Laying a strong foundation for data management early on at your organization helps you expand and diversify with confidence. If your vital business data is kept up-to-date you can easily add new departments, employees & roles, and new applications without having to re-invent the wheel with each change. When contemplating a merger or IPO, having one access point to all of your critical data is priceless for both you and your investors or partners.
How MDM enables Digital Transformation
Reliable and consistent customer data is one of a modern organization’s most valuable assets, and Master Data Management can help uncover the hidden relationships between people, products, and places to create a holistic customer profile.
Customer 360 with Master Data Management
Customer 360 has existed for years in various iterations, and it mostly means aggregating customer data from different sources and cleansing and analyzing it in order to get an idea of a customer’s behaviors and preferences.
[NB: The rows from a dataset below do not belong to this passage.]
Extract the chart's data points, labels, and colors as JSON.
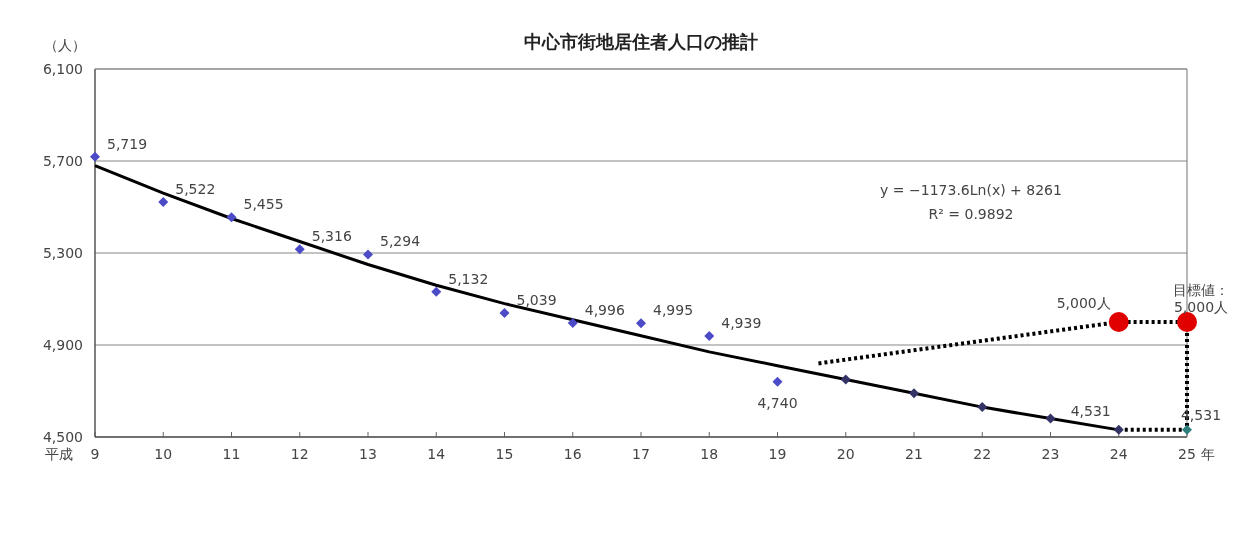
{
  "chart_data": {
    "type": "scatter",
    "title": "中心市街地居住者人口の推計",
    "ylabel": "（人）",
    "annotations": [
      "平成",
      "年",
      "y = −1173.6Ln(x) + 8261",
      "R² = 0.9892"
    ],
    "xlim": [
      9,
      25
    ],
    "xticks": [
      9,
      10,
      11,
      12,
      13,
      14,
      15,
      16,
      17,
      18,
      19,
      20,
      21,
      22,
      23,
      24,
      25
    ],
    "ylim": [
      4500,
      6100
    ],
    "yticks": [
      {
        "value": 4500,
        "label": "4,500"
      },
      {
        "value": 4900,
        "label": "4,900"
      },
      {
        "value": 5300,
        "label": "5,300"
      },
      {
        "value": 5700,
        "label": "5,700"
      },
      {
        "value": 6100,
        "label": "6,100"
      }
    ],
    "grid": "y",
    "series": [
      {
        "type": "scatter",
        "marker": "diamond",
        "color": "#4b4bc8",
        "x": [
          9,
          10,
          11,
          12,
          13,
          14,
          15,
          16,
          17,
          18,
          19
        ],
        "values": [
          5719,
          5522,
          5455,
          5316,
          5294,
          5132,
          5039,
          4996,
          4995,
          4939,
          4740
        ],
        "value_labels": [
          "5,719",
          "5,522",
          "5,455",
          "5,316",
          "5,294",
          "5,132",
          "5,039",
          "4,996",
          "4,995",
          "4,939",
          "4,740"
        ]
      },
      {
        "type": "line",
        "marker": "none",
        "line_style": "solid",
        "color": "#000000",
        "x": [
          9,
          10,
          11,
          12,
          13,
          14,
          15,
          16,
          17,
          18,
          19,
          20,
          21,
          22,
          23,
          24
        ],
        "values": [
          5680,
          5560,
          5450,
          5350,
          5250,
          5160,
          5080,
          5010,
          4940,
          4870,
          4810,
          4750,
          4690,
          4630,
          4580,
          4531
        ]
      },
      {
        "type": "scatter",
        "marker": "diamond",
        "color": "#333366",
        "x": [
          20,
          21,
          22,
          23,
          24
        ],
        "values": [
          4750,
          4690,
          4630,
          4580,
          4531
        ],
        "value_labels": [
          null,
          null,
          null,
          null,
          "4,531"
        ]
      },
      {
        "type": "line",
        "marker": "none",
        "line_style": "dotted",
        "color": "#000000",
        "x": [
          19.6,
          24,
          25
        ],
        "values": [
          4820,
          5000,
          5000
        ]
      },
      {
        "type": "line",
        "marker": "none",
        "line_style": "dotted",
        "color": "#000000",
        "x": [
          24,
          25,
          25
        ],
        "values": [
          4531,
          4531,
          5000
        ]
      },
      {
        "type": "scatter",
        "marker": "circle",
        "color": "#e00000",
        "x": [
          24,
          25
        ],
        "values": [
          5000,
          5000
        ],
        "value_labels": [
          "5,000人",
          "目標値：5,000人"
        ]
      },
      {
        "type": "scatter",
        "marker": "diamond",
        "color": "#2e7d7d",
        "x": [
          25
        ],
        "values": [
          4531
        ],
        "value_labels": [
          "4,531"
        ]
      }
    ]
  }
}
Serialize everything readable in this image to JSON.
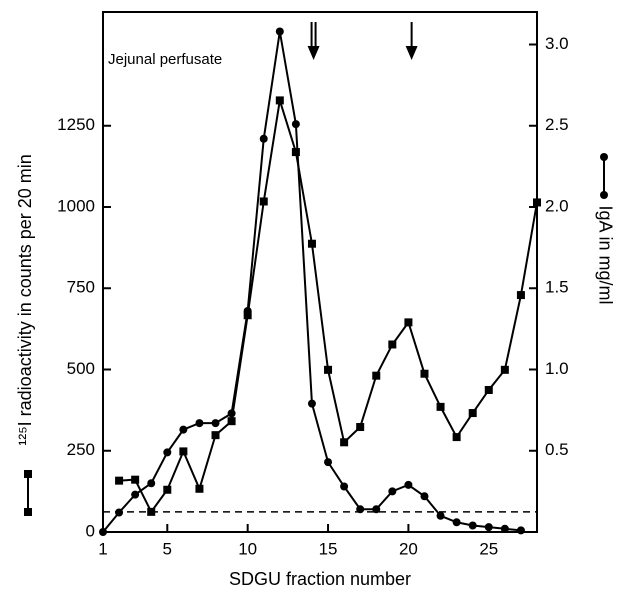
{
  "chart_data": {
    "type": "line",
    "annotation": "Jejunal perfusate",
    "x_label": "SDGU fraction number",
    "y_label": "¹²⁵I radioactivity in counts per 20 min",
    "y2_label": "IgA in mg/ml",
    "xlim": [
      1,
      28
    ],
    "xticks": [
      1,
      5,
      10,
      15,
      20,
      25
    ],
    "ylim": [
      0,
      1600
    ],
    "yticks": [
      0,
      250,
      500,
      750,
      1000,
      1250
    ],
    "y2lim": [
      0,
      3.2
    ],
    "y2ticks": [
      0.5,
      {
        "value": 1.0,
        "label": "1.0"
      },
      1.5,
      {
        "value": 2.0,
        "label": "2.0"
      },
      2.5,
      {
        "value": 3.0,
        "label": "3.0"
      }
    ],
    "series": [
      {
        "marker": "square",
        "color": "#000000",
        "x": [
          2,
          3,
          4,
          5,
          6,
          7,
          8,
          9,
          10,
          11,
          12,
          13,
          14,
          15,
          16,
          17,
          18,
          19,
          20,
          21,
          22,
          23,
          24,
          25,
          26,
          27,
          28
        ],
        "values": [
          158,
          161,
          62,
          130,
          248,
          133,
          298,
          341,
          667,
          1017,
          1328,
          1169,
          887,
          499,
          276,
          323,
          481,
          577,
          645,
          487,
          385,
          292,
          366,
          437,
          499,
          729,
          1014
        ]
      },
      {
        "marker": "circle",
        "color": "#000000",
        "axis": "y2",
        "x": [
          1,
          2,
          3,
          4,
          5,
          6,
          7,
          8,
          9,
          10,
          11,
          12,
          13,
          14,
          15,
          16,
          17,
          18,
          19,
          20,
          21,
          22,
          23,
          24,
          25,
          26,
          27
        ],
        "values": [
          0,
          0.12,
          0.23,
          0.3,
          0.49,
          0.63,
          0.67,
          0.67,
          0.73,
          1.36,
          2.42,
          3.08,
          2.51,
          0.79,
          0.43,
          0.28,
          0.14,
          0.14,
          0.25,
          0.29,
          0.22,
          0.1,
          0.06,
          0.04,
          0.03,
          0.02,
          0.01
        ]
      }
    ],
    "reference_line": 62,
    "arrows": [
      {
        "x": 14.1,
        "count": 2
      },
      {
        "x": 20.2,
        "count": 1
      }
    ]
  }
}
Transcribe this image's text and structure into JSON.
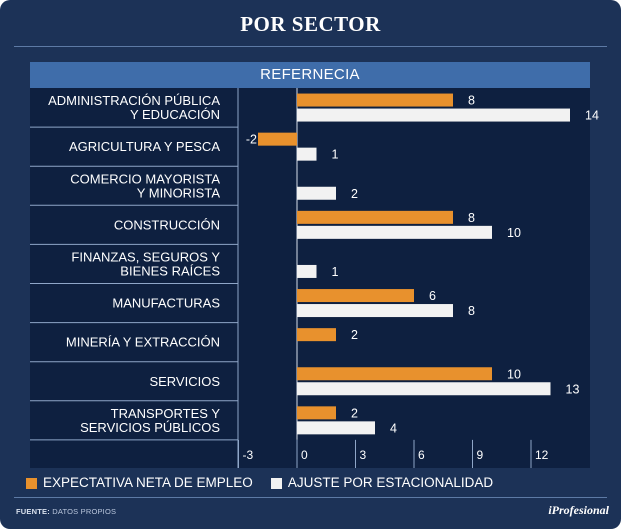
{
  "title": "POR SECTOR",
  "source_label": "FUENTE:",
  "source_text": "DATOS PROPIOS",
  "brand": "iProfesional",
  "chart_data": {
    "type": "bar",
    "orientation": "horizontal",
    "legend_title": "REFERNECIA",
    "categories": [
      [
        "ADMINISTRACIÓN PÚBLICA",
        "Y EDUCACIÓN"
      ],
      [
        "AGRICULTURA Y PESCA"
      ],
      [
        "COMERCIO MAYORISTA",
        "Y MINORISTA"
      ],
      [
        "CONSTRUCCIÓN"
      ],
      [
        "FINANZAS, SEGUROS Y",
        "BIENES RAÍCES"
      ],
      [
        "MANUFACTURAS"
      ],
      [
        "MINERÍA Y EXTRACCIÓN"
      ],
      [
        "SERVICIOS"
      ],
      [
        "TRANSPORTES Y",
        "SERVICIOS PÚBLICOS"
      ]
    ],
    "series": [
      {
        "name": "EXPECTATIVA NETA DE EMPLEO",
        "color": "#e8912d",
        "values": [
          8,
          -2,
          null,
          8,
          null,
          6,
          2,
          10,
          2
        ]
      },
      {
        "name": "AJUSTE POR ESTACIONALIDAD",
        "color": "#f2f2f2",
        "values": [
          14,
          1,
          2,
          10,
          1,
          8,
          null,
          13,
          4
        ]
      }
    ],
    "x_ticks": [
      -3,
      0,
      3,
      6,
      9,
      12
    ],
    "xlim": [
      -3,
      15
    ],
    "legend_position": "bottom"
  }
}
The biggest impact on customer 360 today is the vast amount of data that an organization has at its fingertips at any given time. Harnessing said data to positively impact the customer experience is where MDM comes in.
Using MDM, organizations can aggregate data from internal and external sources, including social media and third-party applications. MDM helps you match, merge, and enrich data to complete customer profiles and correlate them to their omnichannel interactions and transactions. When paired with analytics and machine learning, MDM delivers better data quality and enables actionable recommendations that allow you to craft a personalized customer experience, identify new upsell opportunities, and devise a plan to increase the customer’s lifetime value.